Data models (i.e., regression-based techniques)

  • Chapter 2: Linear regression, least squares estimation, hypothesis testing, R-squared, First Derivative Test, connection with experimental design, data-generating mechanism, history of adventures in understanding errors, exploratory data analysis (EDA)

  • Chapter 3: Logistic regression, generalized least squares estimation, iterative reweighted least squares (IRLS) algorithm, ranking (formulated as a regression problem)

  • Chapter 4: Bootstrap, data resampling, nonparametric hypothesis testing, nonparametric confidence interval estimation

  • Chapter 5: Overfitting and underfitting, limitation of R-squared, training dataset and testing dataset, random sampling, K-fold cross-validation, the confusion matrix, false positive and false negative, the Receiver Operating Characteristics (ROC) curve, the law of errors, how data scientists work with clients

  • Chapter 6: Residual analysis, normal Q-Q plot, Cook’s distance, leverage, multicollinearity, heterogeneity, clustering, Gaussian mixture model (GMM), the Expectation-Maximization (EM) algorithm, Jensen Inequality

  • Chapter 7: Support Vector Machine (SVM), generalize data versus memorize data, maximum margin, support vectors, model complexity and regularization, primal-dual formulation, quadratic programming, KKT condition, kernel trick, kernel machines, SVM as a neural network model

  • Chapter 8: LASSO, sparse learning, \(L_1\)-norm and \(L_2\)-norm regularization, Ridge regression, feature selection, shooting algorithm, Principal Component Analysis (PCA), eigenvalue decomposition, scree plot

  • Chapter 9: Kernel regression as generalization of linear regression model, local smoother regression model, k-nearest neighbor (KNN) regression model, conditional variance regression model, heteroscedasticity, weighted least squares estimation, model extension and stacking

  • Chapter 10: Deep learning, neural network, activation function, model primitives, convolution, max pooling, convolutional neural network (CNN)

Algorithmic models (i.e., tree-based techniques)

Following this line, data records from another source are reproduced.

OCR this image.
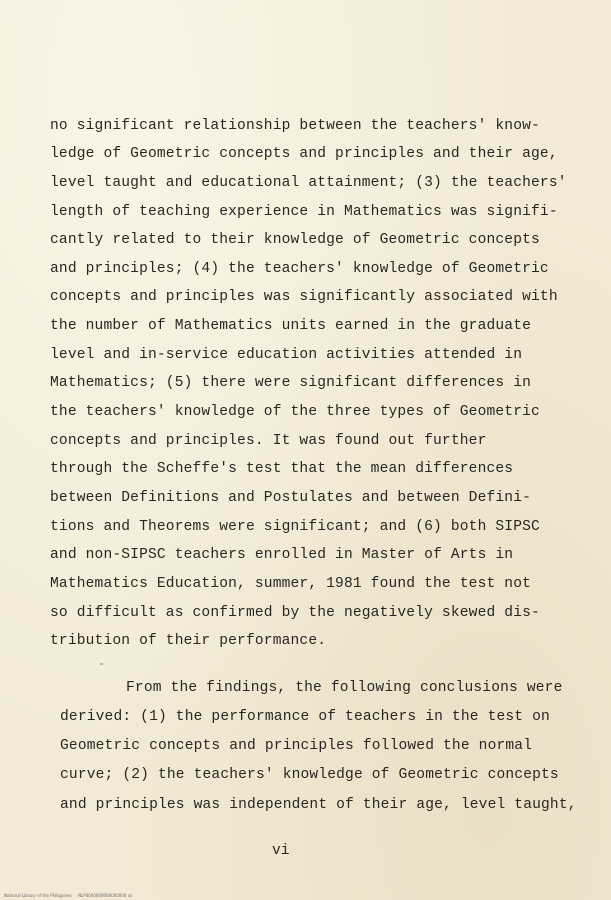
no significant relationship between the teachers' know-
ledge of Geometric concepts and principles and their age,
level taught and educational attainment; (3) the teachers'
length of teaching experience in Mathematics was signifi-
cantly related to their knowledge of Geometric concepts
and principles; (4) the teachers' knowledge of Geometric
concepts and principles was significantly associated with
the number of Mathematics units earned in the graduate
level and in-service education activities attended in
Mathematics; (5) there were significant differences in
the teachers' knowledge of the three types of Geometric
concepts and principles. It was found out further
through the Scheffe's test that the mean differences
between Definitions and Postulates and between Defini-
tions and Theorems were significant; and (6) both SIPSC
and non-SIPSC teachers enrolled in Master of Arts in
Mathematics Education, summer, 1981 found the test not
so difficult as confirmed by the negatively skewed dis-
tribution of their performance.
From the findings, the following conclusions were
derived: (1) the performance of teachers in the test on
Geometric concepts and principles followed the normal
curve; (2) the teachers' knowledge of Geometric concepts
and principles was independent of their age, level taught,
vi
National Library of the Philippines     NLP0000000000000000 vii
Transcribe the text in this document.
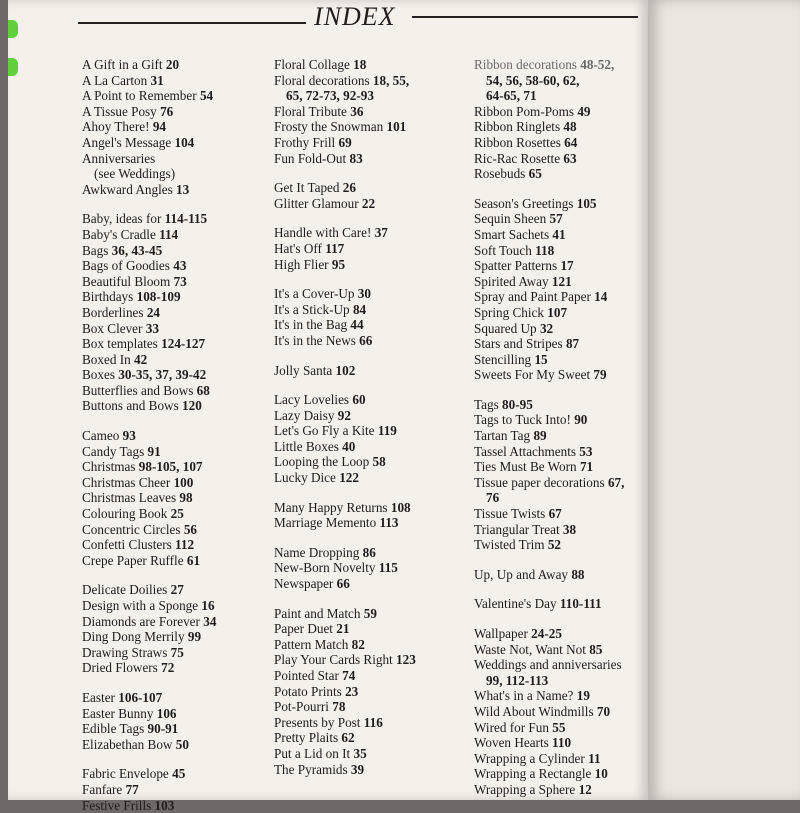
INDEX
A Gift in a Gift 20
A La Carton 31
A Point to Remember 54
A Tissue Posy 76
Ahoy There! 94
Angel's Message 104
Anniversaries
(see Weddings)
Awkward Angles 13
Baby, ideas for 114-115
Baby's Cradle 114
Bags 36, 43-45
Bags of Goodies 43
Beautiful Bloom 73
Birthdays 108-109
Borderlines 24
Box Clever 33
Box templates 124-127
Boxed In 42
Boxes 30-35, 37, 39-42
Butterflies and Bows 68
Buttons and Bows 120
Cameo 93
Candy Tags 91
Christmas 98-105, 107
Christmas Cheer 100
Christmas Leaves 98
Colouring Book 25
Concentric Circles 56
Confetti Clusters 112
Crepe Paper Ruffle 61
Delicate Doilies 27
Design with a Sponge 16
Diamonds are Forever 34
Ding Dong Merrily 99
Drawing Straws 75
Dried Flowers 72
Easter 106-107
Easter Bunny 106
Edible Tags 90-91
Elizabethan Bow 50
Fabric Envelope 45
Fanfare 77
Festive Frills 103
Floral Collage 18
Floral decorations 18, 55,
65, 72-73, 92-93
Floral Tribute 36
Frosty the Snowman 101
Frothy Frill 69
Fun Fold-Out 83
Get It Taped 26
Glitter Glamour 22
Handle with Care! 37
Hat's Off 117
High Flier 95
It's a Cover-Up 30
It's a Stick-Up 84
It's in the Bag 44
It's in the News 66
Jolly Santa 102
Lacy Lovelies 60
Lazy Daisy 92
Let's Go Fly a Kite 119
Little Boxes 40
Looping the Loop 58
Lucky Dice 122
Many Happy Returns 108
Marriage Memento 113
Name Dropping 86
New-Born Novelty 115
Newspaper 66
Paint and Match 59
Paper Duet 21
Pattern Match 82
Play Your Cards Right 123
Pointed Star 74
Potato Prints 23
Pot-Pourri 78
Presents by Post 116
Pretty Plaits 62
Put a Lid on It 35
The Pyramids 39
Ribbon decorations 48-52,
54, 56, 58-60, 62,
64-65, 71
Ribbon Pom-Poms 49
Ribbon Ringlets 48
Ribbon Rosettes 64
Ric-Rac Rosette 63
Rosebuds 65
Season's Greetings 105
Sequin Sheen 57
Smart Sachets 41
Soft Touch 118
Spatter Patterns 17
Spirited Away 121
Spray and Paint Paper 14
Spring Chick 107
Squared Up 32
Stars and Stripes 87
Stencilling 15
Sweets For My Sweet 79
Tags 80-95
Tags to Tuck Into! 90
Tartan Tag 89
Tassel Attachments 53
Ties Must Be Worn 71
Tissue paper decorations 67,
76
Tissue Twists 67
Triangular Treat 38
Twisted Trim 52
Up, Up and Away 88
Valentine's Day 110-111
Wallpaper 24-25
Waste Not, Want Not 85
Weddings and anniversaries
99, 112-113
What's in a Name? 19
Wild About Windmills 70
Wired for Fun 55
Woven Hearts 110
Wrapping a Cylinder 11
Wrapping a Rectangle 10
Wrapping a Sphere 12
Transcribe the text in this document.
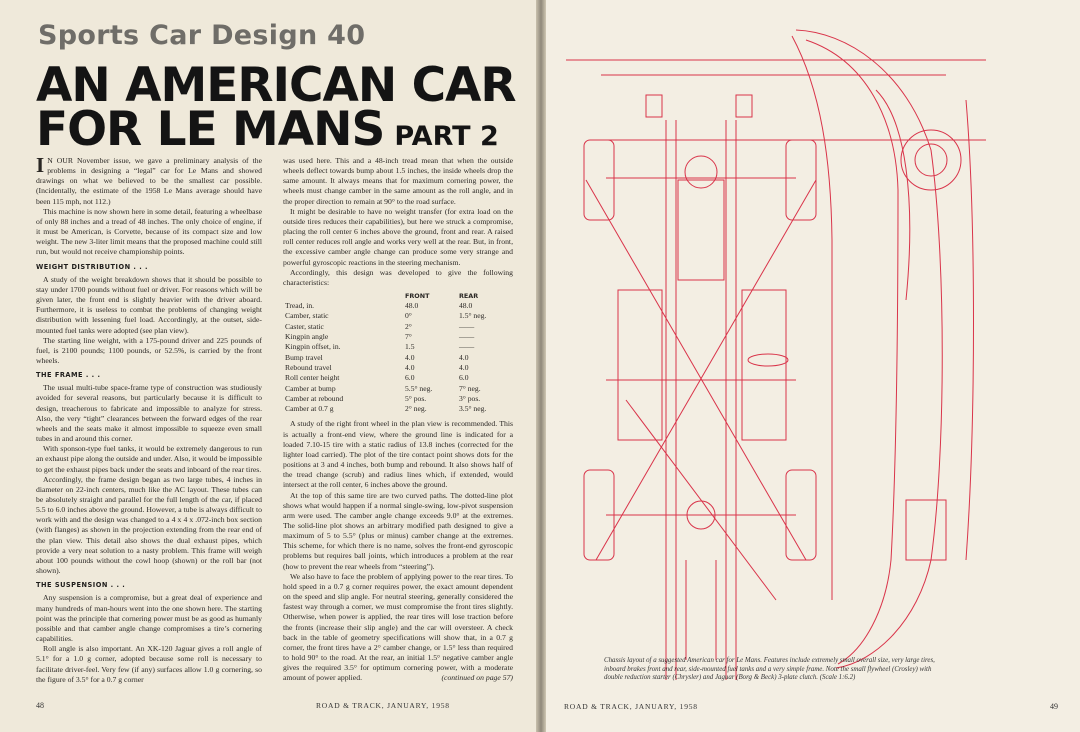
Sports Car Design 40
AN AMERICAN CAR
FOR LE MANS PART 2

I N OUR November issue, we gave a preliminary analysis of the problems in designing a “legal” car for Le Mans and showed drawings on what we believed to be the smallest car possible. (Incidentally, the estimate of the 1958 Le Mans average should have been 115 mph, not 112.)

This machine is now shown here in some detail, featuring a wheelbase of only 88 inches and a tread of 48 inches. The only choice of engine, if it must be American, is Corvette, because of its compact size and low weight. The new 3-liter limit means that the proposed machine could still run, but would not receive championship points.

WEIGHT DISTRIBUTION . . .

A study of the weight breakdown shows that it should be possible to stay under 1700 pounds without fuel or driver. For reasons which will be given later, the front end is slightly heavier with the driver aboard. Furthermore, it is useless to combat the problems of changing weight distribution with lessening fuel load. Accordingly, at the outset, side-mounted fuel tanks were adopted (see plan view).

The starting line weight, with a 175-pound driver and 225 pounds of fuel, is 2100 pounds; 1100 pounds, or 52.5%, is carried by the front wheels.

THE FRAME . . .

The usual multi-tube space-frame type of construction was studiously avoided for several reasons, but particularly because it is difficult to design, treacherous to fabricate and impossible to analyze for stress. Also, the very “tight” clearances between the forward edges of the rear wheels and the seats make it almost impossible to squeeze even small tubes in and around this corner.

With sponson-type fuel tanks, it would be extremely dangerous to run an exhaust pipe along the outside and under. Also, it would be impossible to get the exhaust pipes back under the seats and inboard of the rear tires.

Accordingly, the frame design began as two large tubes, 4 inches in diameter on 22-inch centers, much like the AC layout. These tubes can be absolutely straight and parallel for the full length of the car, if placed 5.5 to 6.0 inches above the ground. However, a tube is always difficult to work with and the design was changed to a 4 x 4 x .072-inch box section (with flanges) as shown in the projection extending from the rear end of the plan view. This detail also shows the dual exhaust pipes, which provide a very neat solution to a nasty problem. This frame will weigh about 100 pounds without the cowl hoop (shown) or the roll bar (not shown).

THE SUSPENSION . . .

Any suspension is a compromise, but a great deal of experience and many hundreds of man-hours went into the one shown here. The starting point was the principle that cornering power must be as good as humanly possible and that camber angle change compromises a tire’s cornering capabilities.

Roll angle is also important. An XK-120 Jaguar gives a roll angle of 5.1° for a 1.0 g corner, adopted because some roll is necessary to facilitate driver-feel. Very few (if any) surfaces allow 1.0 g cornering, so the figure of 3.5° for a 0.7 g corner

was used here. This and a 48-inch tread mean that when the outside wheels deflect towards bump about 1.5 inches, the inside wheels drop the same amount. It always means that for maximum cornering power, the wheels must change camber in the same amount as the roll angle, and in the proper direction to remain at 90° to the road surface.

It might be desirable to have no weight transfer (for extra load on the outside tires reduces their capabilities), but here we struck a compromise, placing the roll center 6 inches above the ground, front and rear. A raised roll center reduces roll angle and works very well at the rear. But, in front, the excessive camber angle change can produce some very strange and powerful gyroscopic reactions in the steering mechanism.

Accordingly, this design was developed to give the following characteristics:

	FRONT	REAR
Tread, in.	48.0	48.0
Camber, static	0°	1.5° neg.
Caster, static	2°	——
Kingpin angle	7°	——
Kingpin offset, in.	1.5	——
Bump travel	4.0	4.0
Rebound travel	4.0	4.0
Roll center height	6.0	6.0
Camber at bump	5.5° neg.	7° neg.
Camber at rebound	5° pos.	3° pos.
Camber at 0.7 g	2° neg.	3.5° neg.

A study of the right front wheel in the plan view is recommended. This is actually a front-end view, where the ground line is indicated for a loaded 7.10-15 tire with a static radius of 13.8 inches (corrected for the lighter load carried). The plot of the tire contact point shows dots for the positions at 3 and 4 inches, both bump and rebound. It also shows half of the tread change (scrub) and radius lines which, if extended, would intersect at the roll center, 6 inches above the ground.

At the top of this same tire are two curved paths. The dotted-line plot shows what would happen if a normal single-swing, low-pivot suspension arm were used. The camber angle change exceeds 9.0° at the extremes. The solid-line plot shows an arbitrary modified path designed to give a maximum of 5 to 5.5° (plus or minus) camber change at the extremes. This scheme, for which there is no name, solves the front-end gyroscopic problems but requires ball joints, which introduces a problem at the rear (how to prevent the rear wheels from “steering”).

We also have to face the problem of applying power to the rear tires. To hold speed in a 0.7 g corner requires power, the exact amount dependent on the speed and slip angle. For neutral steering, generally considered the fastest way through a corner, we must compromise the front tires slightly. Otherwise, when power is applied, the rear tires will lose traction before the fronts (increase their slip angle) and the car will oversteer. A check back in the table of geometry specifications will show that, in a 0.7 g corner, the front tires have a 2° camber change, or 1.5° less than required to hold 90° to the road. At the rear, an initial 1.5° negative camber angle gives the required 3.5° for optimum cornering power, with a moderate amount of power applied.	(continued on page 57)

48	ROAD & TRACK, JANUARY, 1958
Chassis layout of a suggested American car for Le Mans. Features include extremely small overall size, very large tires, inboard brakes front and rear, side-mounted fuel tanks and a very simple frame. Note the small flywheel (Crosley) with double reduction starter (Chrysler) and Jaguar (Borg & Beck) 3-plate clutch. (Scale 1:6.2)
ROAD & TRACK, JANUARY, 1958	49
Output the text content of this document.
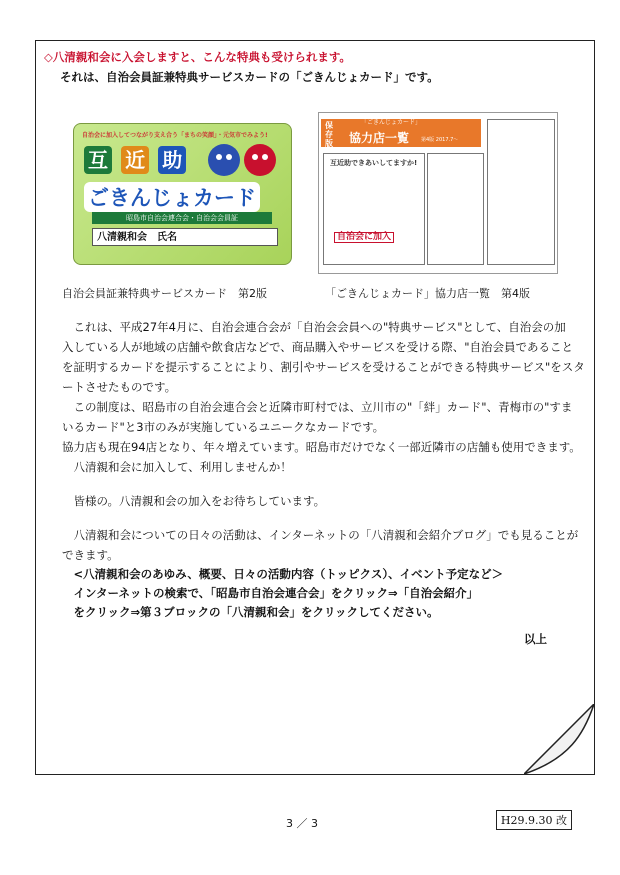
◇八清親和会に入会しますと、こんな特典も受けられます。
それは、自治会員証兼特典サービスカードの「ごきんじょカード」です。
自治会に加入してつながり支え合う「まちの笑顔」・元気市でみよう!
互 近 助
ごきんじょカード
昭島市自治会連合会・自治会会員証
八清親和会　氏名
保存版
「ごきんじょカード」
協力店一覧 第4版 2017.7～
互近助できあいしてますか!
自治会に加入
自治会員証兼特典サービスカード　第2版	「ごきんじょカード」協力店一覧　第4版
　これは、平成27年4月に、自治会連合会が「自治会会員への"特典サービス"として、自治会の加
入している人が地域の店舗や飲食店などで、商品購入やサービスを受ける際、"自治会員であること
を証明するカードを提示することにより、割引やサービスを受けることができる特典サービス"をスタ
ートさせたものです。
　この制度は、昭島市の自治会連合会と近隣市町村では、立川市の"「絆」カード"、青梅市の"すま
いるカード"と3市のみが実施しているユニークなカードです。
協力店も現在94店となり、年々増えています。昭島市だけでなく一部近隣市の店舗も使用できます。
　八清親和会に加入して、利用しませんか！
　皆様の。八清親和会の加入をお待ちしています。
　八清親和会についての日々の活動は、インターネットの「八清親和会紹介ブログ」でも見ることが
できます。
　<八清親和会のあゆみ、概要、日々の活動内容（トッピクス）、イベント予定など＞
　インターネットの検索で、「昭島市自治会連合会」をクリック⇒「自治会紹介」
　をクリック⇒第３ブロックの「八清親和会」をクリックしてください。
以上
3 ／ 3	H29.9.30 改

  • Chapter 2: Decision tree, entropy, information gain (IG), node splitting, pre- and post-pruning, empirical error, generalization error, pessimistic error by binomial approximation, greedy recursive splitting

  • Chapter 3: System monitoring reformulated as classification problem, real-time contrasts method (RTC), design of monitoring statistics, sliding window, anomaly detection, false alarm

  • Chapter 4: Random forest, Gini index, weak classifiers, the probabilistic mechanism about why random forests can create a strong classifier out of many weak classifiers, importance score, partial dependency plot

  • Chapter 5: Out-of-bag (OOB) error in random forest

  • Chapter 6: Residual analysis, clustering by random forests

  • Chapter 7: Ensemble learning, Adaboost, analysis of ensemble learning from statistical, computational, and representational perspectives

  • Chapter 10: Automations of pipelines, integration of tree models, feature selection, and regression models in inTrees, random forest as a rule generator, rule extraction, pruning, selection, and summarization, confidence and support of rules, variable interactions, rule-based prediction

In this book, we will use lower case letters, e.g., \(x\), to represent scalars, bold face, lower case letters, e.g., \(\boldsymbol{x}\), to represent vectors, and bold face, upper case letters, e.g., \(\boldsymbol{X}\), to represent matrices.